We already fixed this in our internal branch and the fix will be available in the next major release.

Sorry for the inconvenience.

Thanks for the update! Good know it is being fixed.

When can we expect a release with the fix? A rough estimate is fine. Being able to use the DLA cores is really important for the product we are building with Xavier.


Unfortunately, we are not allowed to release any schedule here.
Let us check this with our internal team to see if any extra information we can share.


We’re going to have the next release at summer, please wait for tour announcement.

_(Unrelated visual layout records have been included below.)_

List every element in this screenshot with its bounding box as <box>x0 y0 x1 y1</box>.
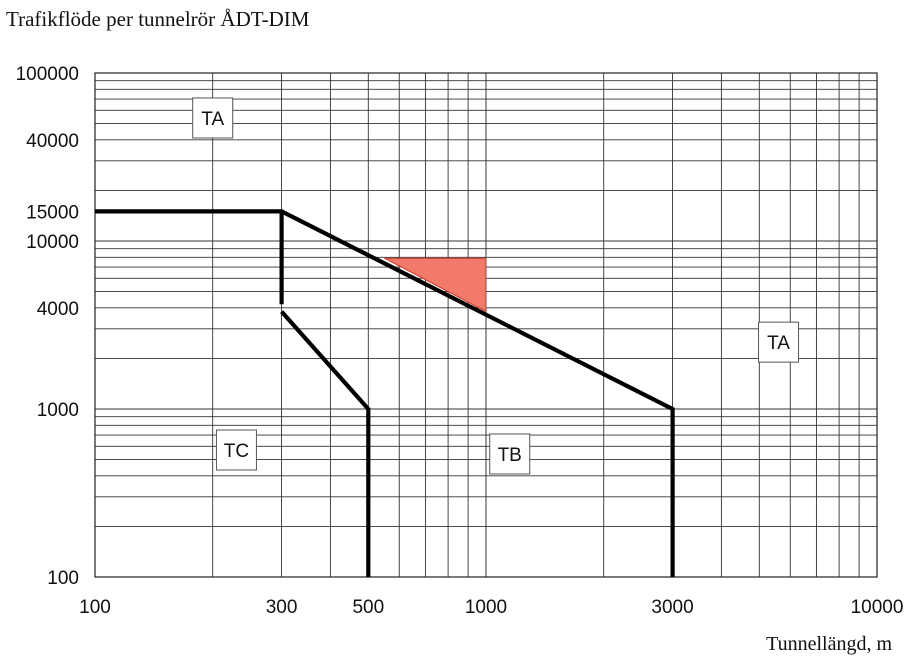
y-tick-label: 100 <box>47 568 79 589</box>
x-tick-label: 10000 <box>851 597 904 618</box>
region-labels: TA TA TC TB <box>192 97 800 475</box>
grid <box>94 72 878 578</box>
highlight-area-layer <box>384 257 487 313</box>
x-axis-label: Tunnellängd, m <box>766 633 892 655</box>
region-label-box <box>489 433 531 475</box>
x-tick-label: 1000 <box>465 597 507 618</box>
boundary-line-3 <box>280 310 371 577</box>
region-label-box <box>192 97 234 139</box>
y-tick-label: 10000 <box>26 232 79 253</box>
region-label-text: TA <box>767 333 790 354</box>
region-label-tb: TB <box>489 433 531 475</box>
y-tick-label: 4000 <box>37 299 79 320</box>
highlight-area <box>384 257 487 313</box>
y-axis-ticks: 100 1000 4000 10000 15000 40000 100000 <box>16 64 79 589</box>
region-label-tc: TC <box>215 429 257 471</box>
plot-frame <box>94 72 878 578</box>
y-tick-label: 40000 <box>26 131 79 152</box>
x-axis-ticks: 100 300 500 1000 3000 10000 <box>79 597 903 618</box>
boundary-line-1 <box>95 209 675 577</box>
x-tick-label: 3000 <box>651 597 693 618</box>
region-label-text: TB <box>498 445 522 466</box>
chart-title: Trafikflöde per tunnelrör ÅDT-DIM <box>6 7 310 31</box>
region-label-box <box>215 429 257 471</box>
y-tick-label: 100000 <box>16 64 79 85</box>
x-tick-label: 500 <box>352 597 384 618</box>
y-tick-label: 1000 <box>37 400 79 421</box>
x-tick-label: 300 <box>266 597 298 618</box>
region-label-text: TA <box>201 109 224 130</box>
region-label-text: TC <box>224 441 249 462</box>
y-tick-label: 15000 <box>26 202 79 223</box>
boundary-lines <box>95 209 675 577</box>
x-tick-label: 100 <box>79 597 111 618</box>
region-label-box <box>758 321 800 363</box>
region-label-ta: TA <box>192 97 234 139</box>
region-label-ta: TA <box>758 321 800 363</box>
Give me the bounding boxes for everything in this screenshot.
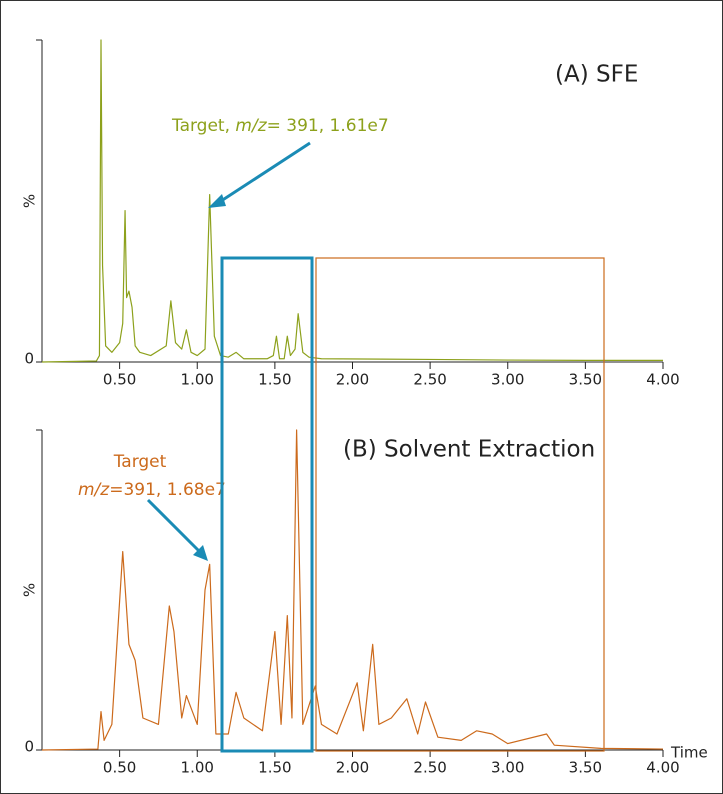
y-tick-label: 0 bbox=[24, 350, 34, 368]
x-tick-label: 0.50 bbox=[103, 371, 136, 389]
x-tick-label: 1.50 bbox=[258, 759, 291, 777]
target-value: = 391, 1.61e7 bbox=[267, 116, 389, 136]
x-tick-label: 2.50 bbox=[413, 759, 446, 777]
target-value: =391, 1.68e7 bbox=[109, 480, 226, 500]
x-tick-label: 0.50 bbox=[103, 759, 136, 777]
y-axis-label: % bbox=[21, 583, 39, 597]
x-tick-label: 3.00 bbox=[491, 371, 524, 389]
target-mz: m/z bbox=[78, 480, 110, 500]
target-text: Target, bbox=[171, 116, 230, 136]
x-axis-label: Time bbox=[670, 744, 708, 762]
x-tick-label: 4.00 bbox=[646, 371, 679, 389]
x-tick-label: 1.00 bbox=[181, 759, 214, 777]
x-tick-label: 3.50 bbox=[569, 759, 602, 777]
highlight-box bbox=[220, 256, 314, 753]
x-tick-label: 2.50 bbox=[413, 371, 446, 389]
panel-label: (B) Solvent Extraction bbox=[343, 437, 595, 463]
panel-label: (A) SFE bbox=[555, 62, 638, 88]
target-label: m/z=391, 1.68e7 bbox=[78, 480, 226, 500]
arrow-head bbox=[208, 194, 226, 208]
arrow bbox=[217, 141, 311, 205]
highlight-box bbox=[315, 257, 605, 752]
target-text: Target bbox=[113, 452, 167, 472]
x-tick-label: 1.00 bbox=[181, 371, 214, 389]
trace bbox=[41, 39, 663, 363]
x-tick-label: 1.50 bbox=[258, 371, 291, 389]
x-tick-label: 2.00 bbox=[336, 371, 369, 389]
x-tick-label: 3.00 bbox=[491, 759, 524, 777]
target-label: Target, m/z= 391, 1.61e7 bbox=[171, 116, 389, 136]
plots: 0 0.50 1.00 1.50 2.00 2.50 3.00 3.50 4.00% 0 0.50 1… bbox=[21, 39, 708, 777]
arrow-head bbox=[193, 545, 208, 561]
trace bbox=[41, 429, 664, 751]
target-mz: m/z bbox=[235, 116, 267, 136]
x-tick-label: 4.00 bbox=[646, 759, 679, 777]
y-axis-label: % bbox=[21, 194, 39, 208]
x-tick-label: 3.50 bbox=[569, 371, 602, 389]
arrow bbox=[146, 498, 202, 554]
x-tick-label: 2.00 bbox=[336, 759, 369, 777]
y-tick-label: 0 bbox=[24, 738, 34, 756]
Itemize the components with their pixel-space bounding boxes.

is this ix still on track for next release? will this happen in June eventually?
I would like to use my Jetson NX DLAs. So far I struggle to use the DLAs, they either do not support enough operations or have to interact with CPU/GPU, leading the low performance altogether.
A bit frustrating.

Yes, the next release will be available late July, 2021.

This topic was automatically closed 2 days after the last reply. New replies are no longer allowed.